I know others have already said it, but it really seems like what you want here is Void which can exist but is an entirely useless value. The ergonomic difficulties are something that are conceivably solvable, as John notes, by perhaps allowing the implicit omission of Void values in various places. But using Never for this purpose loses us many desirable properties from a type system perspective that make it easier to reason about code interacting with Never.

10 Likes

Those are very good points and this feedback is very valuable for me and everyone reading along or in the future.

I mean if this discussion could have sparked the desire to add more ergonomics to Void as a parameter or a stored property, that might be a good enough solution in the end.

Haha :nerd_face:

Hopefully, the point got through.

4 Likes

what? no explanation of exponentiation? :grinning:

If I understand the proposal correctly, what you want is to avoid dealing with generic properties whose specialized type happens to be "something that is not there". I can understand the need, but maybe you misunderstand what's the point of Never and Void.
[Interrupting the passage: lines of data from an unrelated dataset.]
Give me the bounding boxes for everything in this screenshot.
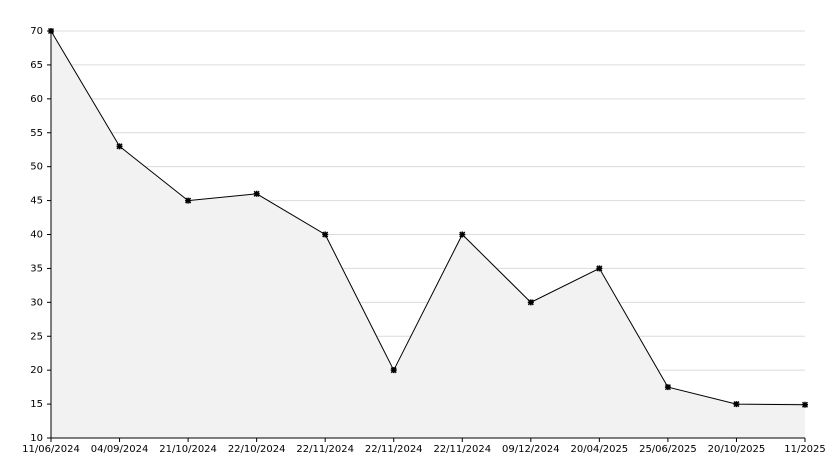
marker [116,143,123,150]
y-tick-label: 25 [30,331,43,342]
marker [664,384,671,391]
x-tick-label: 25/06/2025 [639,444,697,455]
y-tick-label: 15 [30,399,43,410]
y-tick-label: 65 [30,60,43,71]
x-tick-label: 22/11/2024 [365,444,423,455]
y-tick-label: 20 [30,365,43,376]
x-tick-label: 11/06/2024 [22,444,80,455]
area [51,31,805,438]
y-tick-label: 55 [30,128,43,139]
x-tick-label: 20/10/2025 [708,444,766,455]
marker [527,299,534,306]
x-tick-label: 22/11/2024 [433,444,491,455]
x-tick-label: 21/10/2024 [159,444,217,455]
x-tick-label: 11/2025 [784,444,826,455]
y-tick-label: 70 [30,26,43,37]
x-tick-label: 22/11/2024 [296,444,354,455]
marker [459,231,466,238]
x-tick-label: 20/04/2025 [571,444,629,455]
x-tick-label: 04/09/2024 [91,444,149,455]
marker [185,197,192,204]
y-tick-label: 50 [30,162,43,173]
y-tick-label: 60 [30,94,43,105]
marker [322,231,329,238]
marker [390,367,397,374]
x-tick-label: 22/10/2024 [228,444,286,455]
line [50,30,806,406]
marker [596,265,603,272]
x-tick-label: 09/12/2024 [502,444,560,455]
y-tick-label: 40 [30,230,43,241]
marker [253,190,260,197]
y-tick-label: 45 [30,196,43,207]
y-tick-label: 10 [30,433,43,444]
marker [801,401,809,408]
marker [733,401,740,408]
y-tick-label: 35 [30,263,43,274]
y-tick-label: 30 [30,297,43,308]
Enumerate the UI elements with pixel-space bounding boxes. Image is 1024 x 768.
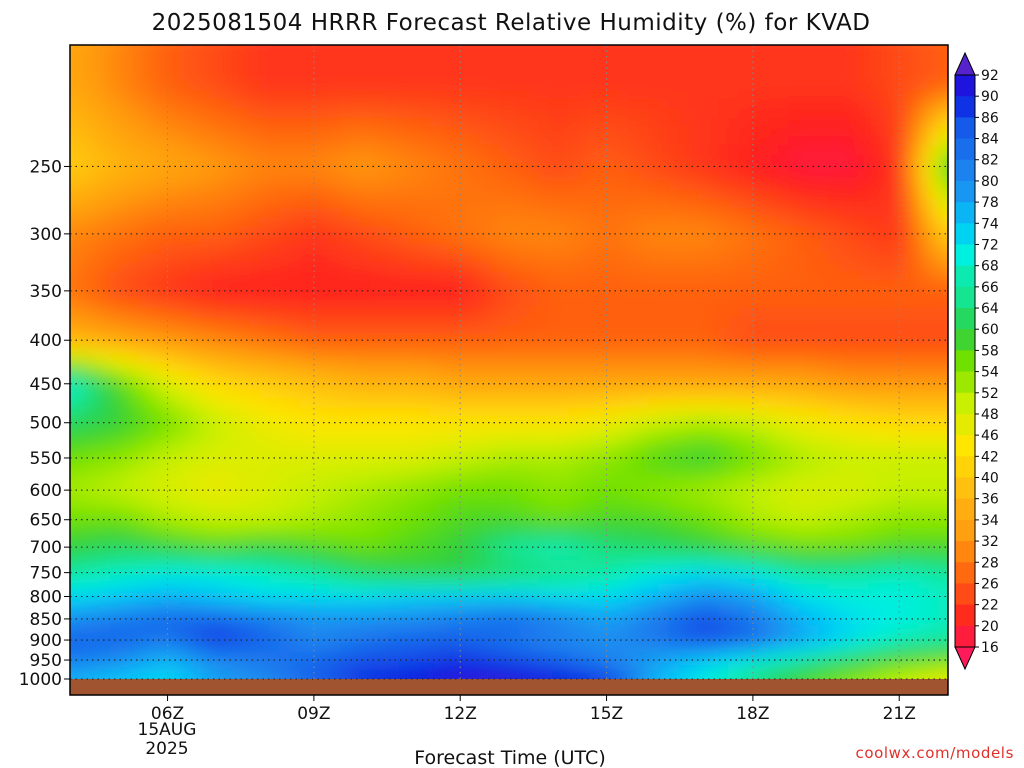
colorbar-tick-label: 78 xyxy=(981,195,999,211)
credit-text: coolwx.com/models xyxy=(856,744,1015,762)
colorbar-tick-label: 52 xyxy=(981,386,999,402)
colorbar-top-arrow xyxy=(954,51,976,76)
colorbar-swatch xyxy=(955,329,975,351)
x-axis-label: Forecast Time (UTC) xyxy=(414,747,605,768)
colorbar-tick-label: 34 xyxy=(981,513,999,529)
y-tick-label: 400 xyxy=(30,331,62,351)
x-tick-label: 18Z xyxy=(736,704,769,724)
colorbar-tick-label: 40 xyxy=(981,471,999,487)
y-tick-label: 700 xyxy=(30,538,62,558)
colorbar-tick-label: 68 xyxy=(981,259,999,275)
colorbar-swatch xyxy=(955,350,975,373)
x-tick-label: 12Z xyxy=(444,704,477,724)
colorbar-swatch xyxy=(955,519,975,542)
colorbar-tick-label: 20 xyxy=(981,619,999,635)
colorbar-tick-label: 26 xyxy=(981,576,999,592)
colorbar-tick-label: 46 xyxy=(981,428,999,444)
y-axis: 2503003504004505005506006507007508008509… xyxy=(19,157,70,690)
colorbar-swatch xyxy=(955,308,975,330)
y-tick-label: 900 xyxy=(30,631,62,651)
colorbar-frame xyxy=(954,74,976,648)
heatmap-field xyxy=(70,45,948,679)
colorbar-tick-label: 64 xyxy=(981,301,999,317)
x-axis: 06Z 09Z 12Z 15Z 18Z 21Z xyxy=(151,695,916,724)
colorbar-swatch xyxy=(955,371,975,394)
colorbar-tick-label: 82 xyxy=(981,153,999,169)
x-tick-label: 06Z xyxy=(151,704,184,724)
colorbar-swatch xyxy=(955,392,975,415)
x-tick-label: 21Z xyxy=(883,704,916,724)
colorbar-tick-label: 42 xyxy=(981,449,999,465)
colorbar-swatch xyxy=(955,180,975,203)
colorbar-tick-label: 48 xyxy=(981,407,999,423)
colorbar-swatch xyxy=(955,413,975,436)
x-tick-label: 09Z xyxy=(297,704,330,724)
y-tick-label: 600 xyxy=(30,481,62,501)
colorbar-tick-label: 58 xyxy=(981,343,999,359)
colorbar-swatch xyxy=(955,435,975,457)
colorbar-swatch xyxy=(955,117,975,140)
grid-lines xyxy=(70,45,948,680)
colorbar-swatch xyxy=(955,265,975,288)
colorbar-tick-label: 66 xyxy=(981,280,999,296)
colorbar-tick-label: 84 xyxy=(981,132,999,148)
colorbar-swatch xyxy=(955,625,975,648)
colorbar-swatch xyxy=(955,498,975,521)
colorbar-tick-label: 74 xyxy=(981,216,999,232)
colorbar-tick-label: 80 xyxy=(981,174,999,190)
x-tick-label: 15Z xyxy=(590,704,623,724)
colorbar-tick-label: 60 xyxy=(981,322,999,338)
colorbar-tick-label: 92 xyxy=(981,68,999,84)
y-tick-label: 650 xyxy=(30,511,62,531)
colorbar-tick-label: 36 xyxy=(981,492,999,508)
colorbar-swatch xyxy=(955,583,975,606)
y-tick-label: 950 xyxy=(30,651,62,671)
y-tick-label: 300 xyxy=(30,225,62,245)
y-tick-label: 850 xyxy=(30,610,62,630)
y-tick-label: 1000 xyxy=(19,670,62,690)
colorbar-swatch xyxy=(955,223,975,245)
y-tick-label: 800 xyxy=(30,587,62,607)
colorbar-swatch xyxy=(955,456,975,479)
x-date-year: 2025 xyxy=(145,739,188,759)
y-tick-label: 750 xyxy=(30,564,62,584)
colorbar-swatch xyxy=(955,159,975,182)
colorbar-tick-label: 28 xyxy=(981,555,999,571)
colorbar-tick-label: 54 xyxy=(981,365,999,381)
y-tick-label: 500 xyxy=(30,414,62,434)
colorbar-swatch xyxy=(955,202,975,224)
colorbar-tick-label: 22 xyxy=(981,598,999,614)
colorbar-swatch xyxy=(955,96,975,118)
x-date-day: 15AUG xyxy=(138,720,197,740)
colorbar-swatch xyxy=(955,244,975,267)
colorbar-tick-label: 90 xyxy=(981,89,999,105)
colorbar-bottom-arrow xyxy=(954,646,976,671)
y-tick-label: 550 xyxy=(30,449,62,469)
colorbar-tick-label: 86 xyxy=(981,110,999,126)
y-tick-label: 250 xyxy=(30,157,62,177)
colorbar: 92 90 86 84 82 80 78 74 72 68 66 64 60 58 54 52 48 46 42 40… xyxy=(954,51,999,671)
ground-strip xyxy=(70,679,948,695)
colorbar-swatch xyxy=(955,541,975,563)
colorbar-swatch xyxy=(955,604,975,627)
colorbar-tick-label: 32 xyxy=(981,534,999,550)
y-tick-label: 450 xyxy=(30,375,62,395)
colorbar-swatch xyxy=(955,138,975,161)
colorbar-swatch xyxy=(955,562,975,584)
plot-frame xyxy=(69,44,949,696)
colorbar-swatch xyxy=(955,286,975,309)
colorbar-tick-label: 16 xyxy=(981,640,999,656)
colorbar-swatch xyxy=(955,477,975,500)
y-tick-label: 350 xyxy=(30,282,62,302)
chart-title: 2025081504 HRRR Forecast Relative Humidi… xyxy=(152,10,871,36)
colorbar-tick-label: 72 xyxy=(981,237,999,253)
colorbar-swatch xyxy=(955,75,975,97)
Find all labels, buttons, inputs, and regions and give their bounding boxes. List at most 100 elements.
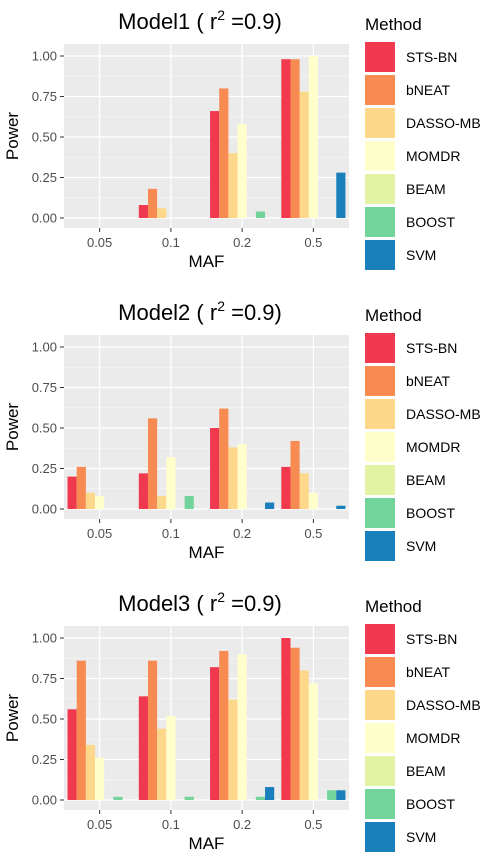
bar-bneat-0.5 bbox=[290, 440, 300, 509]
legend-label: STS-BN bbox=[406, 631, 457, 647]
bar-bneat-0.1 bbox=[147, 188, 158, 218]
title-suffix: =0.9) bbox=[225, 9, 282, 34]
bar-momdr-0.5 bbox=[308, 56, 318, 218]
x-tick-label: 0.2 bbox=[233, 235, 251, 250]
bar-bneat-0.5 bbox=[290, 647, 300, 800]
bar-dasso-mb-0.2 bbox=[228, 447, 238, 509]
bar-momdr-0.2 bbox=[237, 654, 247, 800]
bar-bneat-0.05 bbox=[76, 660, 86, 800]
bar-sts-bn-0.5 bbox=[281, 638, 291, 800]
legend-key-momdr bbox=[365, 432, 395, 462]
legend-key-sts-bn bbox=[365, 333, 395, 363]
bar-dasso-mb-0.1 bbox=[157, 208, 167, 218]
x-tick-label: 0.05 bbox=[87, 526, 112, 541]
legend-key-dasso-mb bbox=[365, 108, 395, 138]
title-superscript: 2 bbox=[217, 589, 225, 605]
bar-momdr-0.2 bbox=[237, 124, 247, 218]
chart-title: Model3 ( r2 =0.9) bbox=[118, 589, 282, 616]
y-tick-label: 0.50 bbox=[32, 421, 57, 436]
bar-dasso-mb-0.5 bbox=[299, 670, 309, 800]
x-tick-label: 0.2 bbox=[233, 817, 251, 832]
y-tick-label: 0.50 bbox=[32, 712, 57, 727]
y-tick-label: 0.75 bbox=[32, 89, 57, 104]
bar-boost-0.2 bbox=[255, 796, 266, 800]
bar-momdr-0.1 bbox=[166, 457, 176, 509]
bar-momdr-0.05 bbox=[95, 757, 105, 800]
legend-key-bneat bbox=[365, 657, 395, 687]
legend-label: MOMDR bbox=[406, 148, 460, 164]
y-axis-label: Power bbox=[3, 112, 22, 161]
title-prefix: Model3 ( r bbox=[118, 591, 217, 616]
x-axis-label: MAF bbox=[189, 543, 225, 562]
y-tick-label: 0.25 bbox=[32, 170, 57, 185]
legend-label: DASSO-MB bbox=[406, 697, 481, 713]
legend-label: DASSO-MB bbox=[406, 115, 481, 131]
legend-key-momdr bbox=[365, 141, 395, 171]
title-prefix: Model1 ( r bbox=[118, 9, 217, 34]
legend-label: bNEAT bbox=[406, 373, 451, 389]
legend: Method STS-BN bNEAT DASSO-MB MOMDR BEAM BOOST S… bbox=[365, 15, 481, 270]
bar-sts-bn-0.2 bbox=[210, 667, 220, 800]
bar-sts-bn-0.05 bbox=[67, 709, 77, 800]
bar-dasso-mb-0.1 bbox=[157, 728, 167, 800]
bar-dasso-mb-0.5 bbox=[299, 91, 309, 218]
bar-momdr-0.2 bbox=[237, 444, 247, 509]
legend-key-boost bbox=[365, 498, 395, 528]
y-tick-label: 1.00 bbox=[32, 631, 57, 646]
legend-label: BEAM bbox=[406, 181, 446, 197]
panel-1: Model1 ( r2 =0.9) 0.00 0.25 0.50 0.75 1.00 0.0… bbox=[3, 7, 481, 271]
x-tick-label: 0.05 bbox=[87, 235, 112, 250]
y-tick-label: 0.25 bbox=[32, 752, 57, 767]
bar-dasso-mb-0.2 bbox=[228, 699, 238, 800]
bar-sts-bn-0.1 bbox=[138, 205, 148, 218]
y-tick-label: 1.00 bbox=[32, 340, 57, 355]
legend-label: BEAM bbox=[406, 763, 446, 779]
bar-bneat-0.1 bbox=[147, 660, 158, 800]
bar-boost-0.2 bbox=[255, 211, 266, 218]
title-superscript: 2 bbox=[217, 7, 225, 23]
bar-momdr-0.5 bbox=[308, 683, 318, 800]
legend-key-beam bbox=[365, 465, 395, 495]
bar-bneat-0.2 bbox=[219, 650, 229, 800]
bar-boost-0.5 bbox=[327, 790, 337, 800]
bar-dasso-mb-0.2 bbox=[228, 153, 238, 218]
bar-sts-bn-0.1 bbox=[138, 696, 148, 800]
legend-key-svm bbox=[365, 822, 395, 852]
bar-boost-0.1 bbox=[184, 796, 194, 800]
x-tick-label: 0.1 bbox=[162, 817, 180, 832]
legend-label: BOOST bbox=[406, 214, 455, 230]
x-tick-label: 0.05 bbox=[87, 817, 112, 832]
bar-svm-0.2 bbox=[265, 502, 275, 509]
chart-title: Model2 ( r2 =0.9) bbox=[118, 298, 282, 325]
legend-key-beam bbox=[365, 756, 395, 786]
bar-sts-bn-0.5 bbox=[281, 466, 291, 509]
legend: Method STS-BN bNEAT DASSO-MB MOMDR BEAM BOOST S… bbox=[365, 306, 481, 561]
bar-bneat-0.05 bbox=[76, 466, 86, 509]
legend-label: MOMDR bbox=[406, 730, 460, 746]
legend-title: Method bbox=[365, 597, 422, 616]
panel-2: Model2 ( r2 =0.9) 0.00 0.25 0.50 0.75 1.00 0.0… bbox=[3, 298, 481, 562]
legend-label: SVM bbox=[406, 247, 436, 263]
bar-momdr-0.05 bbox=[95, 496, 105, 509]
x-tick-label: 0.5 bbox=[304, 817, 322, 832]
bar-dasso-mb-0.05 bbox=[85, 492, 96, 509]
legend-title: Method bbox=[365, 15, 422, 34]
legend-key-boost bbox=[365, 207, 395, 237]
legend-label: BOOST bbox=[406, 796, 455, 812]
y-tick-label: 0.50 bbox=[32, 130, 57, 145]
panel-3: Model3 ( r2 =0.9) 0.00 0.25 0.50 0.75 1.00 0.0… bbox=[3, 589, 481, 853]
legend-key-bneat bbox=[365, 366, 395, 396]
legend: Method STS-BN bNEAT DASSO-MB MOMDR BEAM BOOST S… bbox=[365, 597, 481, 852]
bar-sts-bn-0.5 bbox=[281, 59, 291, 218]
bar-bneat-0.5 bbox=[290, 59, 300, 218]
legend-key-beam bbox=[365, 174, 395, 204]
legend-key-svm bbox=[365, 531, 395, 561]
bar-dasso-mb-0.1 bbox=[157, 496, 167, 509]
legend-key-sts-bn bbox=[365, 42, 395, 72]
bar-boost-0.1 bbox=[184, 496, 194, 509]
bar-momdr-0.5 bbox=[308, 492, 318, 509]
bar-svm-0.5 bbox=[336, 505, 346, 509]
legend-key-dasso-mb bbox=[365, 399, 395, 429]
x-tick-label: 0.5 bbox=[304, 526, 322, 541]
legend-label: bNEAT bbox=[406, 664, 451, 680]
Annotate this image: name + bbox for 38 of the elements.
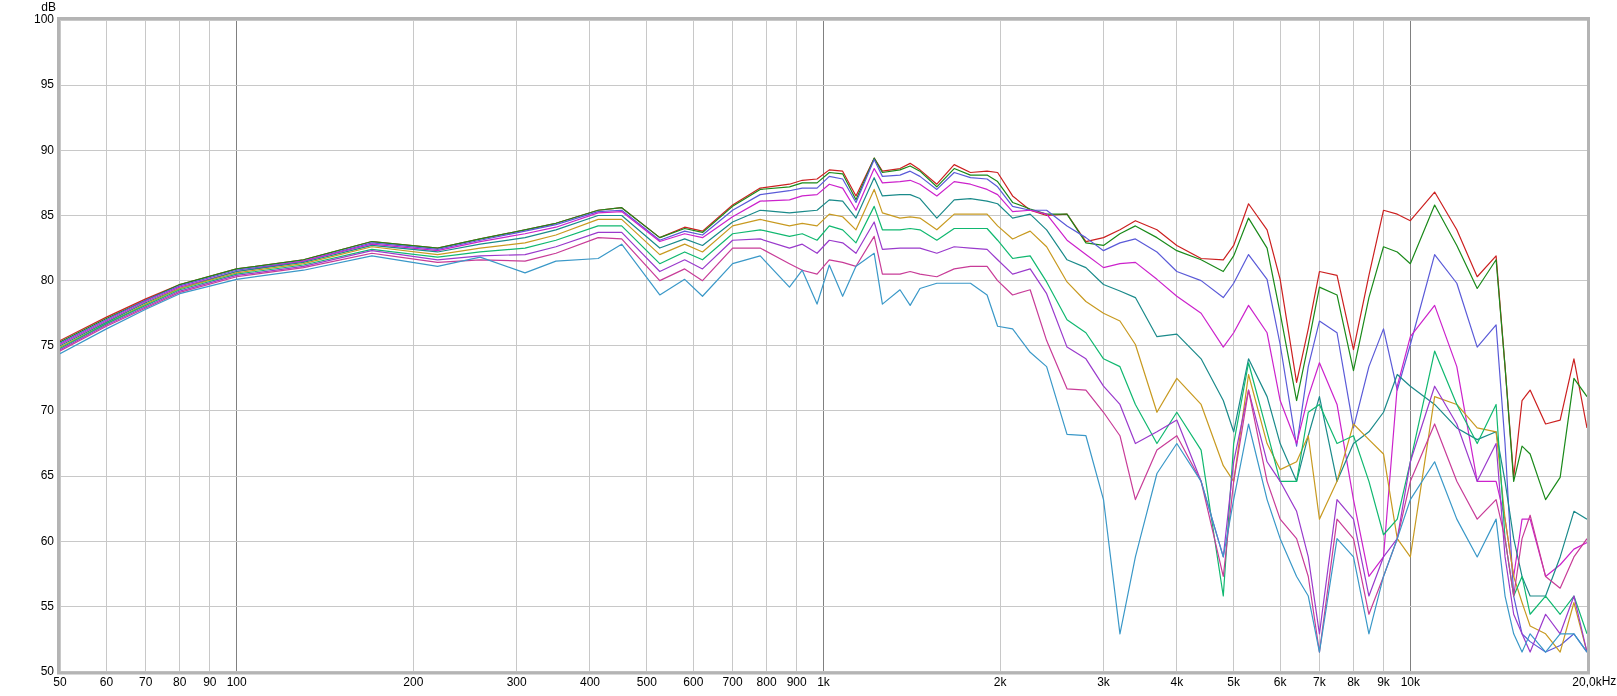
y-tick-label: 60 — [40, 533, 55, 548]
y-tick-label: 50 — [40, 663, 55, 678]
y-tick-label: 80 — [40, 272, 55, 287]
y-tick-label: 65 — [40, 468, 55, 483]
x-tick-label: 100 — [226, 675, 247, 690]
y-tick-label: 85 — [40, 207, 55, 222]
x-tick-label: 9k — [1377, 675, 1391, 690]
x-tick-label: 1k — [817, 675, 831, 690]
x-tick-label: 300 — [506, 675, 527, 690]
x-tick-label: 500 — [636, 675, 658, 690]
y-tick-label: 95 — [40, 77, 55, 92]
x-tick-label: 4k — [1170, 675, 1185, 690]
x-tick-label: 8k — [1347, 675, 1361, 690]
x-axis-title: Hz — [1601, 673, 1617, 688]
x-tick-label: 7k — [1313, 675, 1327, 690]
x-tick-label: 5k — [1227, 675, 1242, 690]
x-tick-label: 20,0k — [1572, 675, 1603, 690]
y-tick-label: 75 — [40, 338, 55, 353]
x-tick-label: 6k — [1273, 675, 1288, 690]
x-tick-label: 600 — [683, 675, 704, 690]
x-tick-label: 700 — [722, 675, 743, 690]
x-tick-label: 3k — [1097, 675, 1111, 690]
x-tick-label: 80 — [173, 675, 187, 690]
y-tick-label: 55 — [40, 598, 55, 613]
y-tick-label: 70 — [40, 403, 55, 418]
x-tick-label: 200 — [403, 675, 424, 690]
x-tick-label: 90 — [203, 675, 217, 690]
y-tick-label: 90 — [40, 142, 55, 157]
x-tick-label: 50 — [53, 675, 67, 690]
x-tick-label: 400 — [579, 675, 601, 690]
x-tick-label: 2k — [993, 675, 1008, 690]
x-tick-label: 60 — [99, 675, 114, 690]
y-tick-label: 100 — [33, 12, 55, 27]
x-tick-label: 10k — [1400, 675, 1422, 690]
x-tick-label: 800 — [756, 675, 777, 690]
y-axis-title: dB — [41, 0, 56, 15]
x-tick-label: 70 — [139, 675, 153, 690]
x-tick-label: 900 — [786, 675, 807, 690]
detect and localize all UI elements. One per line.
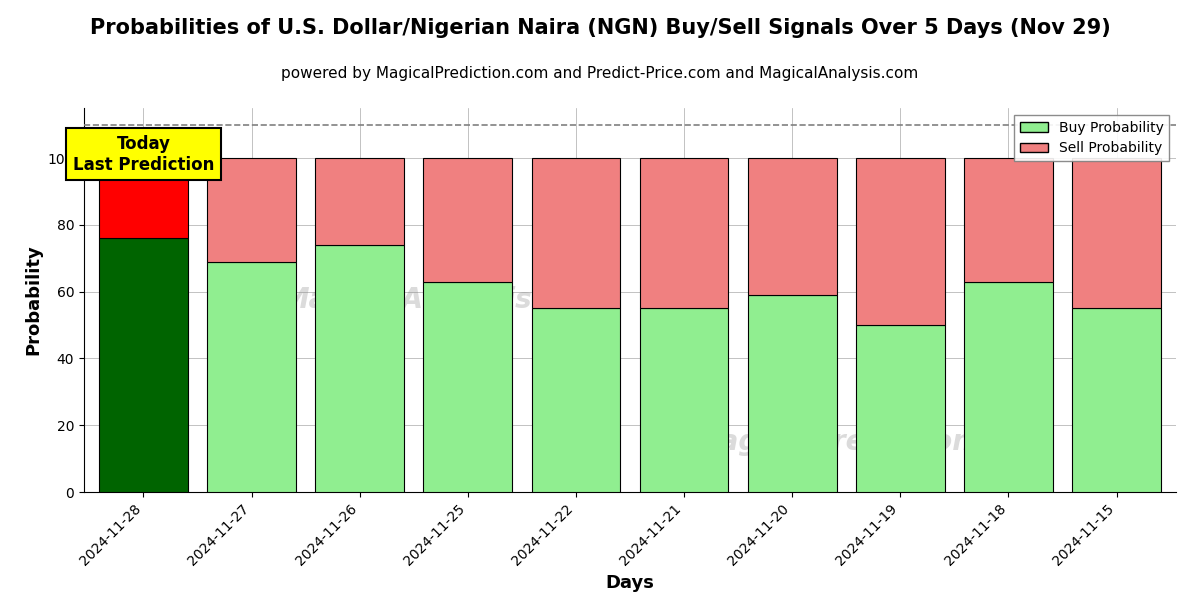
Text: powered by MagicalPrediction.com and Predict-Price.com and MagicalAnalysis.com: powered by MagicalPrediction.com and Pre… — [281, 66, 919, 81]
Text: Today
Last Prediction: Today Last Prediction — [73, 135, 214, 173]
Bar — [316, 245, 404, 492]
Bar — [316, 158, 404, 245]
Bar — [640, 308, 728, 492]
Text: MagicalAnalysis.com: MagicalAnalysis.com — [282, 286, 607, 314]
Bar — [424, 158, 512, 281]
Bar — [748, 158, 836, 295]
Bar — [964, 281, 1052, 492]
Bar — [100, 238, 187, 492]
Bar — [424, 281, 512, 492]
Bar — [640, 158, 728, 308]
Bar — [100, 158, 187, 238]
Bar — [1073, 308, 1160, 492]
Text: MagicalPrediction.com: MagicalPrediction.com — [692, 428, 1048, 456]
Bar — [208, 158, 296, 262]
Bar — [856, 325, 944, 492]
Bar — [1073, 158, 1160, 308]
Bar — [532, 158, 620, 308]
Legend: Buy Probability, Sell Probability: Buy Probability, Sell Probability — [1014, 115, 1169, 161]
Bar — [532, 308, 620, 492]
Bar — [964, 158, 1052, 281]
Text: Probabilities of U.S. Dollar/Nigerian Naira (NGN) Buy/Sell Signals Over 5 Days (: Probabilities of U.S. Dollar/Nigerian Na… — [90, 18, 1110, 38]
Y-axis label: Probability: Probability — [24, 245, 42, 355]
Bar — [748, 295, 836, 492]
X-axis label: Days: Days — [606, 574, 654, 592]
Bar — [208, 262, 296, 492]
Bar — [856, 158, 944, 325]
A minimal example would be the following:

/// You're requesting something like this

struct Product<A, B> {
  var a: A
  var b: B
}

typealias MyProduct = Product<Int, Never>

let x = MyProduct(a: 42) // `b` is omitted because `Never`.

_ = x.a // ok
_ = x.b // traps 

Putting aside the fact that a type system feature that can easily produce trapping code is probably a bad idea in itself, what you're expressing with MyProduct(a: 42) is "create an instance of MyProduct whose a value is 42 and b value is a default one", in fact it has the exact same syntax as a regular initializer with a default value associated to a parameter.

What you want is a default value, not "no value": but the initializer must be able to "pluck the default value out of thin air" and this is exactly the purpose of Void.Void has single instance () that can always be produced no matter what, out of thin air.

The case is different with an enum:

enum Sum<A, B> {
  case a(A)
  case b(B)
}

typealias MySum = Sum<Int, Never>

let x = MySum.b(???) /// cannot be produced, it makes no sense

In fact, the post you mentioned from @Joe_Groff talks about throws, which is modeled with a sum type.

A function like

func foo() throws -> Int

is isomorphic to

func foo() -> Result<Int, Error>

in the same way a function like

func bar() -> Int

is isomorphic to

func bar() -> Result<Int, Never>

While throws is great and I use it all the time, I think it's still important to understand the underlying type algebra.

3 Likes

Perhaps I'm misinterpreting that sentence, but “a function that returns Never when called will trap” is false.

A function that returns Never never returns a value, and if it isn't declared throwing, it never returns at all. But that doesn't mean it traps. Consider dispatchMain for example. It doesn't return, doesn't throw, and doesn't trap.